I'm not saying anything new, this is all known to us already. What I am discussing is our numbness to it. When things happen slowly, we tend to not realize. As the old saying goes 'a watched pot never boils', because the effects are so slow nobody realizes. As we see the blossoming spring outside, it is exactly the same. We don't notice the tiny activity on the tree until it's a big bright-colored green or pink. Maybe that is why Hashem precisely asks of us to say "Birkat HaIlanot" at this time of year. He wants us to notice the new blossoms, but more precisely to pay attention and ask ourselves, 'when/how did this happen?'.

We were taken out of Egypt in Nisan. I quoted an article by Rabbi Avigdor Miller (whose Yahrtzeit is today) several weeks ago discussing how Hashem purposely took us out during the spring-time to increase our joy and happiness - something that we need to still thank Him for even though we would have gladly come out in the rain.
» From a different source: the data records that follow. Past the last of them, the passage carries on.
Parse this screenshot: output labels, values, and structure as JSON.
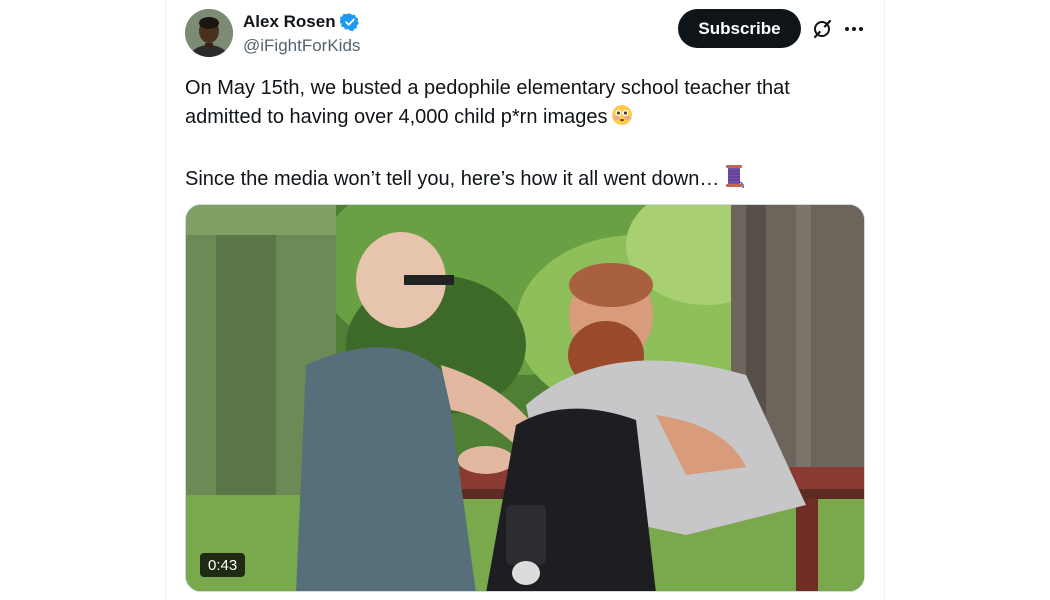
{
  "author": {
    "name": "Alex Rosen",
    "handle": "@iFightForKids",
    "verified": true,
    "verified_color": "#1d9bf0"
  },
  "actions": {
    "subscribe_label": "Subscribe",
    "grok_icon": "grok-icon",
    "more_icon": "more-icon"
  },
  "tweet": {
    "line1": "On May 15th, we busted a pedophile elementary school teacher that admitted to having over 4,000 child p*rn images",
    "line1_emoji": "flushed-face-emoji",
    "line2": "Since the media won’t tell you, here’s how it all went down…",
    "line2_emoji": "thread-spool-emoji"
  },
  "media": {
    "type": "video",
    "duration": "0:43"
  },
  "colors": {
    "text": "#0f1419",
    "secondary": "#536471",
    "button_bg": "#0f1419"
  }
}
We pray thrice daily 'Et Tzemach David Avdecha Mehera Tatzmiach" - the seed of David Your servant - please make sprout quickly. Our Rabbis explain that the Geula is exactly that, a sprouting. It's hardly noticed. It slowly creeps out of the ground at a rate that the subtle changes are not realized. Nobody pays attention, since it basically looks the same as yesterday. But before long, it is fully grown and blossoming.

We're living it today. It has begun blossoming. We're just too used to it to realize it. If we take a step back and look at the overall picture, it suddenly becomes clear to us. But to everyone who is not paying attention it will come as a complete shock - where did this come from? That's what I think it means when our Rabbis tell us that Mashiach will only come when we are not paying attention (HeSeach HaDaat). Let's learn from Birkat HaIlanot - and be aware of what's transpiring under the surface.